“Save a horse, ride a mustang.” This statement can be found throughout Elisa Wallace’s social media pages. She’s made a hashtag out of it, and she even wrote it on her cross country pinny at BreyerFest. She and her grey Mustang mare, Hwin, are clear ambassadors for Mustangs. Their journey from Mustang Magic to successful eventer has attracted a loyal following, which no surprise after what the pair have accomplished together.
Their relationship started in 2014 when Wallace was invited, as one of the top-placing Extreme Mustang Makeover trainers, to compete in the Mustang Magic competition in Fort Worth, TX. Wallace had already competed twice before and kept both of those Mustangs – Fledge and Rune.
There are roughly 70,000 wild Mustangs living in the western United States and the Bureau of Land Management (BLM) manages the population through roundups. Hwin ended up in the hands of the BLM after being captured as a yearling from a herd called Adobe Town in Wyoming. She was then kept in a holding facility for four years in Canon City, Colorado, where she was not touched. There are about 45,000 mustangs who are currently kept in holding pens run by the BLM, and organizations like the Mustang Heritage Foundation have promoted adoption of these horses through competitions like Mustang Million and Extreme Mustang Makeover.
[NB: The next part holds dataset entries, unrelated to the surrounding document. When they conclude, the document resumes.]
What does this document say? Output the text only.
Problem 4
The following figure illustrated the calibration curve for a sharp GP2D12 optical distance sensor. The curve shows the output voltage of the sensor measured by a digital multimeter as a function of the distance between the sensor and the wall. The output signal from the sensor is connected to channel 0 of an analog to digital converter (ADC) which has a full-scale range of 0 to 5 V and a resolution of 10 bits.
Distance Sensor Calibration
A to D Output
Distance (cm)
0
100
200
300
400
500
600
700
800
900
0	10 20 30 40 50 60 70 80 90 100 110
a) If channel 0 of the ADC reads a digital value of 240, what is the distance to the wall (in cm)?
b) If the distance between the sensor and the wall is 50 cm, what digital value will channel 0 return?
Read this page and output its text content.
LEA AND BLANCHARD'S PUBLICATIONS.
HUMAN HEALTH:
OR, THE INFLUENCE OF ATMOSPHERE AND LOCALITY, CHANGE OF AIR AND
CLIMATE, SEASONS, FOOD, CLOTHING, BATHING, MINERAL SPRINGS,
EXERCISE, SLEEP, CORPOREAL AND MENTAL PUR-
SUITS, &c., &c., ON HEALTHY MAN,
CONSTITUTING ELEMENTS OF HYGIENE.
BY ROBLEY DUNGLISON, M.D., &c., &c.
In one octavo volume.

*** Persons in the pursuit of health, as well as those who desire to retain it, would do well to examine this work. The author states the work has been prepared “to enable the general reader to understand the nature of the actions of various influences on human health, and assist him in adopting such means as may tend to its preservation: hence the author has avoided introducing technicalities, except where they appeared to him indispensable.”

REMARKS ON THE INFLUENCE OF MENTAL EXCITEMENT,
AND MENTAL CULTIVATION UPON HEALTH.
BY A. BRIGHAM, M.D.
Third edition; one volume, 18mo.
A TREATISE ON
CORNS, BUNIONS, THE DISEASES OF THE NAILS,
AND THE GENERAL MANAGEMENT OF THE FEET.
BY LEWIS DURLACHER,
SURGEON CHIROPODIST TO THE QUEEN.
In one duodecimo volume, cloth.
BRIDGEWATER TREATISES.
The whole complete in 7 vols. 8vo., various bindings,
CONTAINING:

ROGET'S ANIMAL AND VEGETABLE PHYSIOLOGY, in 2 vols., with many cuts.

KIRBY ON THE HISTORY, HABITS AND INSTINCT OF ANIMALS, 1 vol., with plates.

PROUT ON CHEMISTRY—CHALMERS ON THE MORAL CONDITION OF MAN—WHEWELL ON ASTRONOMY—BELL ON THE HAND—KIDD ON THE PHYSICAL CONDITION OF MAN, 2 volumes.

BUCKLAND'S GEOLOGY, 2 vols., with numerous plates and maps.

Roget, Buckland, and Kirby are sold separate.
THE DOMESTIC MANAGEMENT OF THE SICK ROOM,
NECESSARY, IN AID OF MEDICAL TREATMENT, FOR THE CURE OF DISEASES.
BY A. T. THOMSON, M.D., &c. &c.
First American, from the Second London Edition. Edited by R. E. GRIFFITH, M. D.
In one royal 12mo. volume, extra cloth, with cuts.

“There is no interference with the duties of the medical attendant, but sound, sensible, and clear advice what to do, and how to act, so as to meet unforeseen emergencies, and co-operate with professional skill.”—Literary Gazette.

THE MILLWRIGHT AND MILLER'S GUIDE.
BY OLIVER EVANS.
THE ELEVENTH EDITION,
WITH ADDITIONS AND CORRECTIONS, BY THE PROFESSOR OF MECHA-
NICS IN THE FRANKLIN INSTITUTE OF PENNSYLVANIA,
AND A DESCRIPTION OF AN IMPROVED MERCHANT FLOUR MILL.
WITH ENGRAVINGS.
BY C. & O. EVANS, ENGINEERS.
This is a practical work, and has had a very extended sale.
When Wallace was assigned the grey mare for the 2014 Mustang Magic, Hwin won the lottery and ended up at Wallace’s farm.
Hwin, named after a talking mare in The Chronicles of Narnia: A Horse And His Boy, might have been wild, but she had a good head on her shoulders. She was brave enough that Wallace could get on her in the first 30 minutes. Understandably, the young mare still had fear and anxiety issues, which required confidence-building exercises. Wallace decided that bringing the mare anywhere and everywhere would help to build that confidence. She even brought Hwin to the Special Olympics and did a demonstration after having her for only seven days.
As a self-proclaimed gelding fan, Wallace, a four-star level eventer from Georgia, never though she would want to keep the 14.3 mare, but after 120 days Wallace knew Hwin had exceptional talent. Following the competition, the Mustangs are auctioned off. Wallace raised money so that Hwin could stay in training with her, and her winning bid of $2,100 kept them together.
Hwin and Wallace went on to compete in preliminary level eventing, and cleared 4’6” in a bareback Puissance. The pair continue to compete to this day - a testament to their bond and Wallace's love of the Mustang breed.
Hwin's Breyer model was produced from 2017 to 2019.